This is a national bank stock assessment suit, brought by the receiver of the bank upon an averment that the defendant was, within sixty days prior to the insolvency of the bank, “the real and actual owner of 76 shares of the capital stock” of the bank. The defendant’s responsive averments to this allegation, although commencing with a general denial, set out facts which fully disclose the defendant’s connection with the shares of stock in question, and show beyond question that he was in fact the real and actual owner of the shares of stock.

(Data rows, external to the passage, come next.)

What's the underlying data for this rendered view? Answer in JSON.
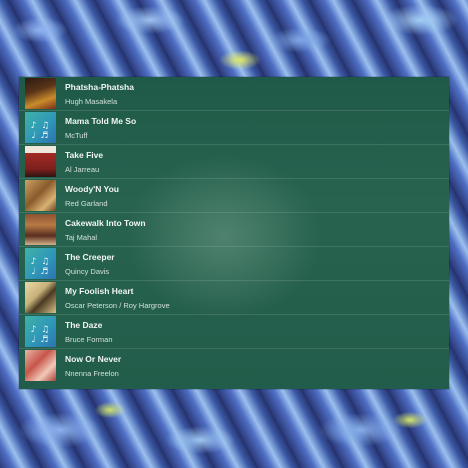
{
  "tracks": [
    {
      "title": "Phatsha-Phatsha",
      "artist": "Hugh Masakela",
      "art": "album-art"
    },
    {
      "title": "Mama Told Me So",
      "artist": "McTuff",
      "art": "jazz-placeholder-art"
    },
    {
      "title": "Take Five",
      "artist": "Al Jarreau",
      "art": "album-art"
    },
    {
      "title": "Woody'N You",
      "artist": "Red Garland",
      "art": "album-art"
    },
    {
      "title": "Cakewalk Into Town",
      "artist": "Taj Mahal",
      "art": "album-art"
    },
    {
      "title": "The Creeper",
      "artist": "Quincy Davis",
      "art": "jazz-placeholder-art"
    },
    {
      "title": "My Foolish Heart",
      "artist": "Oscar Peterson / Roy Hargrove",
      "art": "album-art"
    },
    {
      "title": "The Daze",
      "artist": "Bruce Forman",
      "art": "jazz-placeholder-art"
    },
    {
      "title": "Now Or Never",
      "artist": "Nnenna Freelon",
      "art": "album-art"
    }
  ],
  "jazz_glyph": "♪ ♫ ♩ ♬",
  "colors": {
    "panel": "#225c4a",
    "title_text": "#f2f6f3",
    "artist_text": "#d3e0da"
  }
}
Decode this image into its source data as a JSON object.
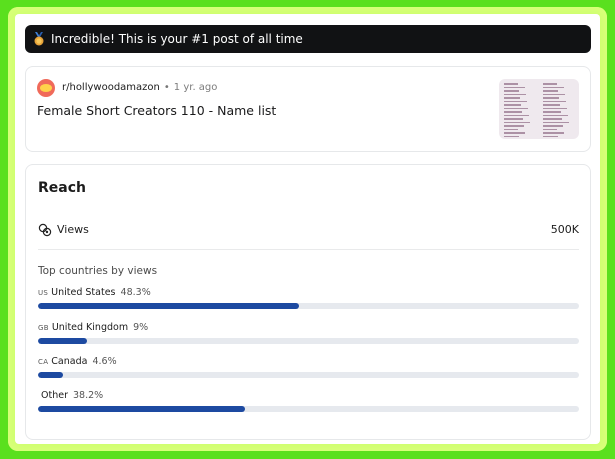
{
  "banner": {
    "icon": "medal-icon",
    "text": "Incredible! This is your #1 post of all time"
  },
  "post": {
    "subreddit": "r/hollywoodamazon",
    "separator": "•",
    "age": "1 yr. ago",
    "title": "Female Short Creators 110 - Name list",
    "thumbnail": "name-list-thumbnail"
  },
  "reach": {
    "title": "Reach",
    "views_label": "Views",
    "views_value": "500K",
    "countries_heading": "Top countries by views",
    "countries": [
      {
        "code": "US",
        "name": "United States",
        "percent_label": "48.3%",
        "percent": 48.3
      },
      {
        "code": "GB",
        "name": "United Kingdom",
        "percent_label": "9%",
        "percent": 9
      },
      {
        "code": "CA",
        "name": "Canada",
        "percent_label": "4.6%",
        "percent": 4.6
      },
      {
        "code": "",
        "name": "Other",
        "percent_label": "38.2%",
        "percent": 38.2
      }
    ]
  },
  "colors": {
    "bar_fill": "#1d4aa1",
    "bar_track": "#e6e9ee",
    "banner_bg": "#111214",
    "frame_glow": "#5ae01e"
  }
}
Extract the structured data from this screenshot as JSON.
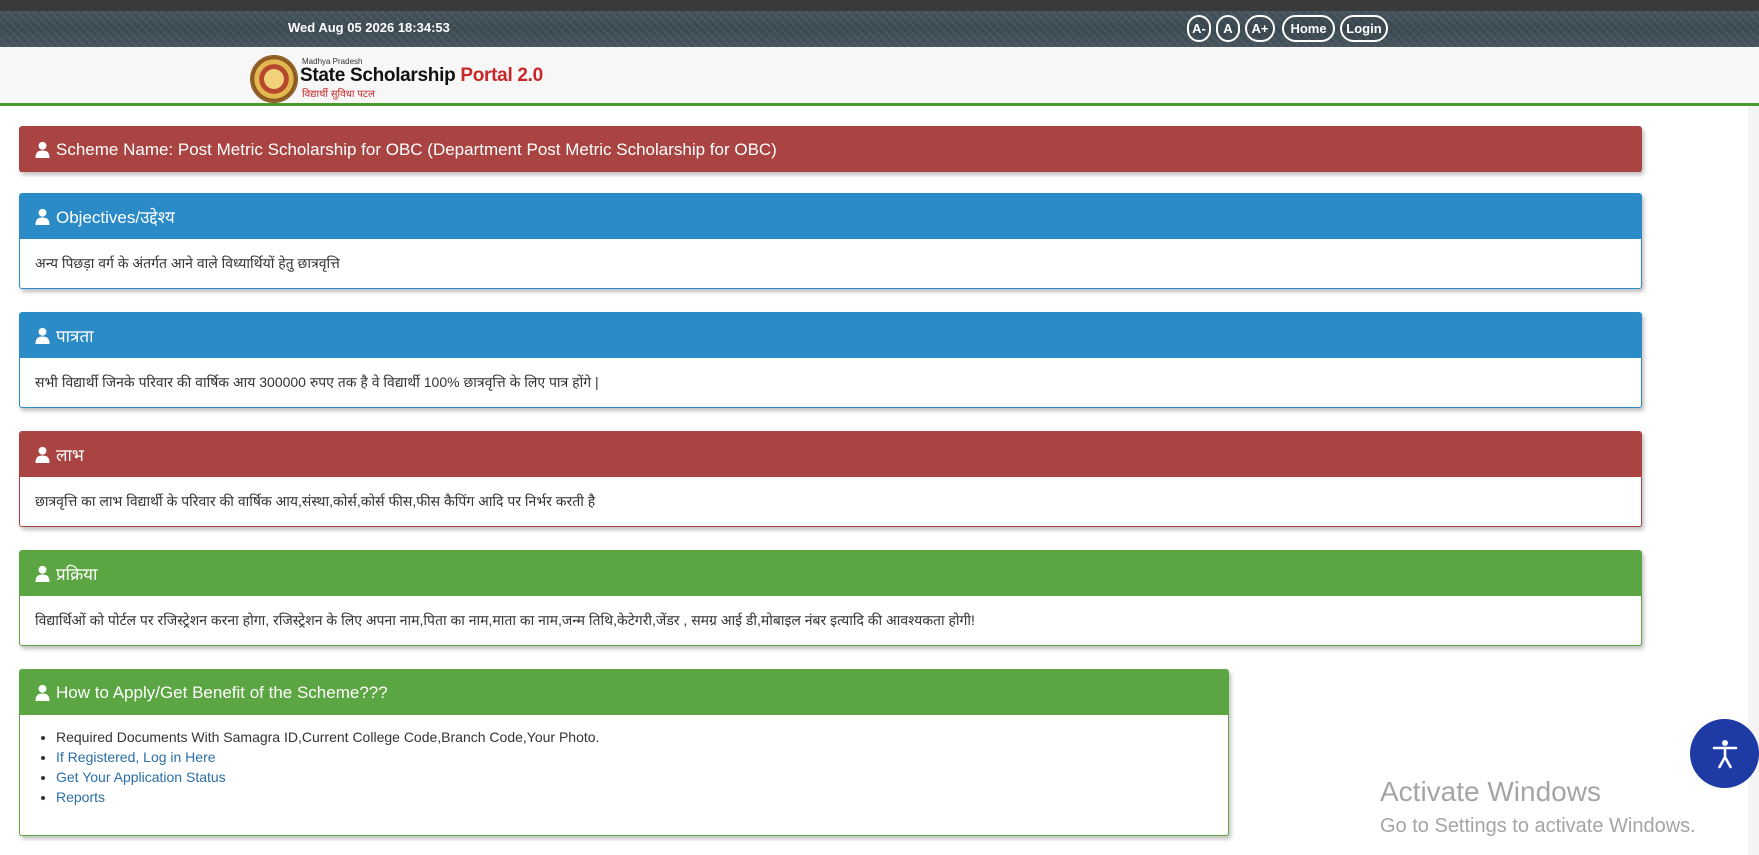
{
  "topbar": {
    "datetime": "Wed Aug 05 2026 18:34:53",
    "font_decrease": "A-",
    "font_normal": "A",
    "font_increase": "A+",
    "home": "Home",
    "login": "Login"
  },
  "header": {
    "logo_state": "Madhya Pradesh",
    "logo_title": "State Scholarship",
    "logo_title_accent": "Portal 2.0",
    "logo_tagline": "विद्यार्थी सुविधा पटल"
  },
  "scheme": {
    "title": "Scheme Name: Post Metric Scholarship for OBC (Department Post Metric Scholarship for OBC)"
  },
  "sections": [
    {
      "title": "Objectives/उद्देश्य",
      "text": "अन्य पिछड़ा वर्ग के अंतर्गत आने वाले विध्यार्थियों हेतु छात्रवृत्ति"
    },
    {
      "title": "पात्रता",
      "text": "सभी विद्यार्थी जिनके परिवार की वार्षिक आय 300000 रुपए तक है वे विद्यार्थी 100% छात्रवृत्ति के लिए पात्र होंगे |"
    },
    {
      "title": "लाभ",
      "text": "छात्रवृत्ति का लाभ विद्यार्थी के परिवार की वार्षिक आय,संस्था,कोर्स,कोर्स फीस,फीस कैपिंग आदि पर निर्भर करती है"
    },
    {
      "title": "प्रक्रिया",
      "text": "विद्यार्थिओं को पोर्टल पर रजिस्ट्रेशन करना होगा, रजिस्ट्रेशन के लिए अपना नाम,पिता का नाम,माता का नाम,जन्म तिथि,केटेगरी,जेंडर , समग्र आई डी,मोबाइल नंबर इत्यादि की आवश्यकता होगी!"
    }
  ],
  "apply": {
    "title": "How to Apply/Get Benefit of the Scheme???",
    "documents": "Required Documents With Samagra ID,Current College Code,Branch Code,Your Photo.",
    "link_login": "If Registered, Log in Here",
    "link_status": "Get Your Application Status",
    "link_reports": "Reports"
  },
  "watermark": {
    "line1": "Activate Windows",
    "line2": "Go to Settings to activate Windows."
  },
  "colors": {
    "red": "#a94442",
    "blue": "#2a8bc6",
    "green": "#5ba542",
    "accessibility": "#1d3aa5"
  },
  "icons": {
    "panel": "user-icon",
    "accessibility": "accessibility-icon"
  }
}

No other material allegation of the plaintiff’s statement of his cause of action is denied, and the plaintiff’s motion for judgment on the pleadings will be granted.
The defendant says flatly that, “under circumstances set forth below, he did on February 8, 1933, purchase from Hamilton Vodges, 76 shares of the capital stock of the Commercial National Bank of Philadelphia and accepted a certificate of stock, drawn in the name of Hamilton Vodges, and endorsed in blank by him.” The word “purchase” means acquisition of ownership, and, unless the “circumstances set forth below” show that the word is used in a loose and inaccurate sense to mean merely that the defendant made a contract by which title passes to someone else, the plaintiff’s case is admitted. But, in setting forth the circumstances of the transaction, the defendant does not assert that he was acting as agent for another in making the purchase. The circumstances set forth amount to nothing more than that the defendant knew that one C. S. Hand, president of the bank, was in the market for bank stock; that, having purchased the 76 shares in question, the defendant sold them on the same day to Hand; and that he did so “only in the furtherance of his business as broker and dealer in such stock.” There is no averment that he was acting as an agent, either for Hand to buy or for Vodges to sell. The fact that the stock was never registered in the defendant’s name is, of course, immaterial.
Obviously, the foregoing is not a denial of real and actual ownership, and, in view of the facts pleaded, averments to the effect that he sold the stock in his “capacity as broker and dealer” and that he was not the owner thereof “as investor or for any other purpose than the purchase and sale thereof” are wholly ineffective as denials.
The defendant’s argument (based upon the clause of the Act, 12 U.S.C.A. § 64, “to the extent that the subsequent transferee fails to meet such liability”) to the effect that an averment in the statement of claim that the transferee has so failed is necessary, is fully met by the rule of this Court, Dickinson, J., in Ward v, Simon, 23 F.Supp. 117. It was there pointed out that a transfer made within 60 days of the failure of the bank is presumed to have been with knowledge that the bank was likely to fail. In such case the financial responsibility of the transferee is immaterial. Stuart v. Hayden, 169 U.S. 1, 18 S.Ct. 274, 42 L.Ed. 639.
Judgment may be entered for the plaintiff.